In our present world, the short story has the greatest capacity for influence. Books like “Animal Farm”, “Fahrenheit 451”, “A Brave New World” and “1984” will always be available as warnings, harbingers of doomsday scenarios we should avoid, but they are academically tainted. We treat them as textbooks, to be analyzed constantly, their impact dwindling as the years erode. What we need are earthquake inducing short stories, fantasy and science fiction that speaks to a generation with dwindling attention spans. The failure or success of traditional book publishing could rest in the hearts and hands of a younger generation who is no longer capable of digesting long form fiction. How will the growing divide be bridged? How will we steal the attention of slaves incessantly pleasured by digital masters?

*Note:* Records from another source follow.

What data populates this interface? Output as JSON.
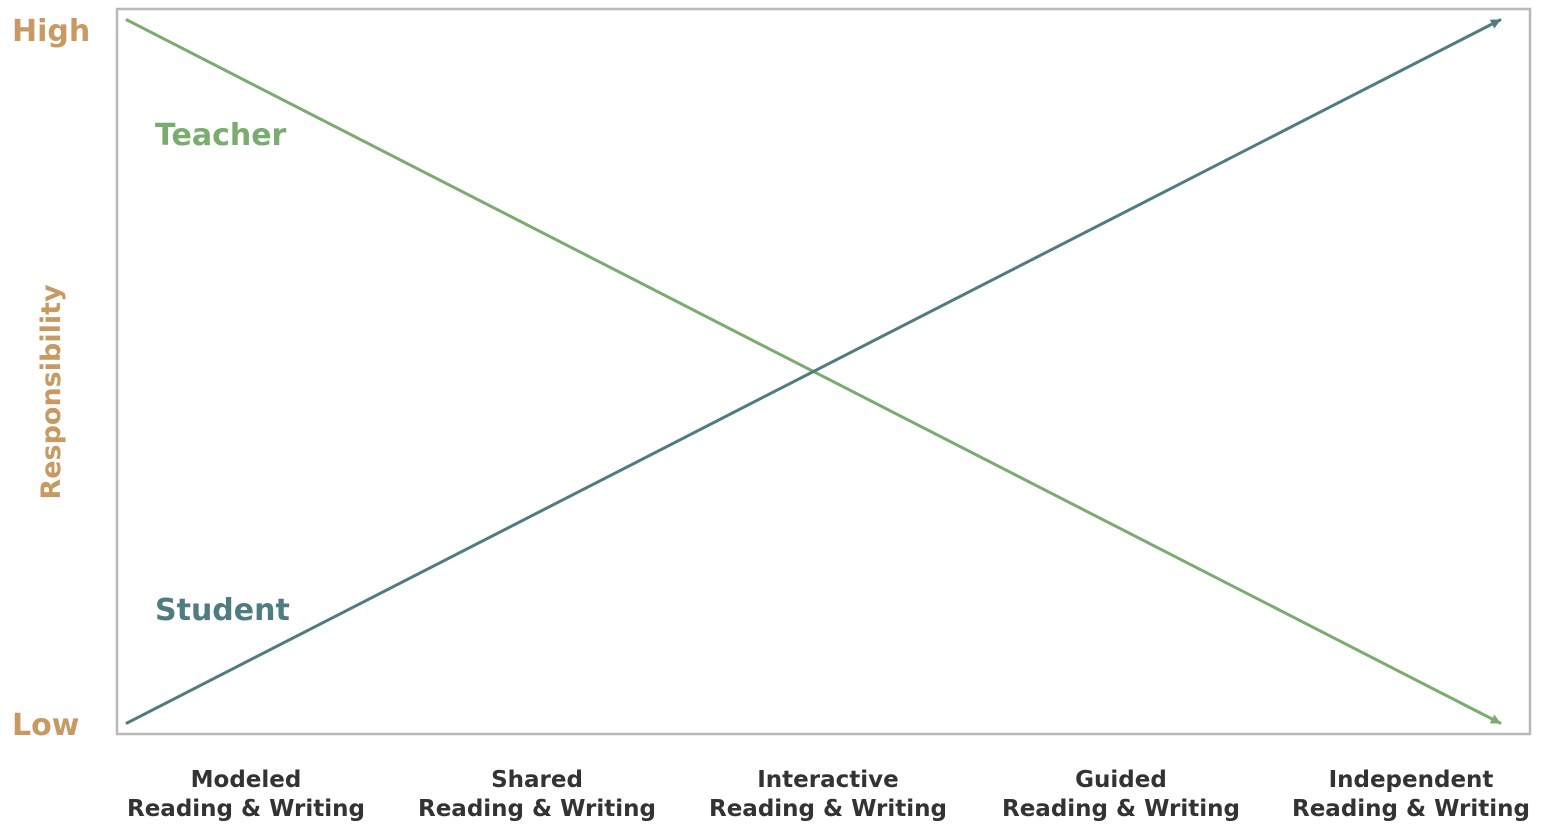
{
  "chart_data": {
    "type": "line",
    "title": "",
    "xlabel": "",
    "ylabel": "Responsibility",
    "y_ticks": [
      "High",
      "Low"
    ],
    "ylim": [
      0,
      1
    ],
    "categories": [
      [
        "Modeled",
        "Reading & Writing"
      ],
      [
        "Shared",
        "Reading & Writing"
      ],
      [
        "Interactive",
        "Reading & Writing"
      ],
      [
        "Guided",
        "Reading & Writing"
      ],
      [
        "Independent",
        "Reading & Writing"
      ]
    ],
    "series": [
      {
        "name": "Teacher",
        "x": [
          0,
          1
        ],
        "y": [
          1,
          0
        ],
        "color": "#79ac6e",
        "arrow_end": true
      },
      {
        "name": "Student",
        "x": [
          0,
          1
        ],
        "y": [
          0,
          1
        ],
        "color": "#4f7c80",
        "arrow_end": true
      }
    ],
    "grid": false,
    "legend": "inline-left"
  },
  "colors": {
    "axis_text": "#c79a63",
    "category_text": "#333333",
    "frame": "#b8b8b8"
  }
}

I’m aware of the stakes as I prepare my second collection of short stories for print publication. The thoughts of mortality in mid-life are intensifying. There is a growing desire to leave behind a prolific and influential set of individual works that connect deeply with readers, to personally transform an audience if possible, and at the very least to make an indelible mark on future society. It’s one reason why I first publish short stories via newsletter on Future Thief, readily available for anyone to digest. I’m optimistic they’ll one day be too powerful to ignore, no longer requiring a defense.
Let’s make short stories great again!
Loved this piece, Brian. You are again a voice for reason in the fiction corner of this platform. Amidst heated debate about the book industry, publishing and generally making it as a writer, you remind us of a simple but powerful thing: let’s enjoy the act of crafting a story.
You also have a point with short stories being a wonderful medium for writing online to an audience with a dwindling attention. We could pick our phone and scroll for 2 hours or pick our phone and read a story for 10-15 minutes. The level of satisfaction will be wildly different.
A good short story is a service to society.
I love short stories. I love novels too. A good short story is a jewel that's been cut, polished and beautifully set so you can see it sparkle; a novel is a seam of sapphires leading you deep into the mine. A short story is a single exquisite flower; a novel is a whole tree. [Add your own corny metaphor here!]
I think I first became captivated by the power of short stories when I was growing up and reading Ray Bradbury, or one of the many collections of modern Scottish short stories on my parents' bookshelves. I'd argue that in some ways they're harder to master than novels, because there's no space for verbosity and padding. No room to hide. In my own writing I find myself drawn more to longer forms often because I don't know how to stop, so trying to write short stories is a useful discipline, and something I'm trying to get better at.